The much touted advantages include flexibility and independence, as you are your own boss and don’t have to answer to any crotchety old manager. Sure, a creative professional with many interests can simultaneously pursue his or her interests in multiple fields, but there is a dark side that must be examined.
One possible shadow side may be that the “gig economy” is simply the dissolution of the middle class being sold as a modern idea. The collapse of the American middle class is nothing new and has been a major flashpoint for political discourse since the recession. Now, while the definitions of the middle class vary, the presence of a steady job is a constant feature across various descriptions. But it is these steady jobs that have been lost. So instead of one or two steady high wage jobs, people are having to take many low wage “freelance” gigs. In effect, the gig economy might be a symptom of ers twhile middle class people working odd jobs, albeit with a certain savoir faire appropriate for wealthier people.
The net effect is that there are hundreds of thousands of people working without many work benefits because they are not technically employees, only independent contractors. Simultaneously, companies like Handy — a gig marketplace for users to hire, pay, and rate home cleaners — operate with lower labor costs than the competition because they don’t have to pay benefits. A number of salivating screeds have been written by publications like Salon and Fast Company speaking convincingly about unsustainable business models and litigation.
Some of these moves might indeed be valuable. For instance, according to Fast Company, Handy has been sued for “compensation for missed lunch breaks, minimum wage compensation, reimbursement for business expenses, and overtime, in addition to other penalties.”
There is also a glimmer that these workers might be reclassified as “employees” rather than “independent contractors.” Seth Harris and Alan Krueger recently published a paper for the Brookings Institution where they suggested reclassifying workers in the current gig economy as employees.

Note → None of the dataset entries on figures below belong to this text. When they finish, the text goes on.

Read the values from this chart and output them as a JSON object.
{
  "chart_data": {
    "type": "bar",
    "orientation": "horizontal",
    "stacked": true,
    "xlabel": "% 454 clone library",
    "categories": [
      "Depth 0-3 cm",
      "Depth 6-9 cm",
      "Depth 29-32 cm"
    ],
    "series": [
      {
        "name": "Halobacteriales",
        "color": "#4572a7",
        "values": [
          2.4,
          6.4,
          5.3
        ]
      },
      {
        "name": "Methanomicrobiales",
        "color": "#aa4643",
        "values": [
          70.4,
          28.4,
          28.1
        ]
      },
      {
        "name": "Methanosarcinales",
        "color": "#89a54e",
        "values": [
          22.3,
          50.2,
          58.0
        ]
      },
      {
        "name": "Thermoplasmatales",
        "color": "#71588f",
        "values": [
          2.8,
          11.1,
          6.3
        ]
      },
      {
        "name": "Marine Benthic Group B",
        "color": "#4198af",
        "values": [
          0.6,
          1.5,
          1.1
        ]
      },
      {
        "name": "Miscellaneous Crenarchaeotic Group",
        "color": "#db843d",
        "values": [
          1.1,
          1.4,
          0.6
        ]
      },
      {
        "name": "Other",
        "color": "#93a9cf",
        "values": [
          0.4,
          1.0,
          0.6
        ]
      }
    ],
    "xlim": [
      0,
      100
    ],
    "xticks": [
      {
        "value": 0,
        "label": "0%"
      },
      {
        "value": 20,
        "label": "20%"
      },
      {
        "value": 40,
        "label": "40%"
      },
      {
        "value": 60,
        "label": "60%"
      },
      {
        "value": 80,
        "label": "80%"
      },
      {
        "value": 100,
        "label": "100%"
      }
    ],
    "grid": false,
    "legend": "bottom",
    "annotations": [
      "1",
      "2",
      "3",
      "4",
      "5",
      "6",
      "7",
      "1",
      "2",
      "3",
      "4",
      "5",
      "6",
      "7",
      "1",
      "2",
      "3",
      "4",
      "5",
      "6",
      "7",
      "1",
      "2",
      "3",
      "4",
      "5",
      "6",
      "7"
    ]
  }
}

But I suspect this might be a symptom of a larger malaise. Technology, often touted as a great liberator of the masses, can just as easily be an exploitative tool. Only time will tell, but the gig economy might very well end up moving up the economic chain as automation takes more and more regular jobs. The labor laws are just starting to catch up with the gig economy, but this might just be a stop gap disruption of the larger coming disruptions.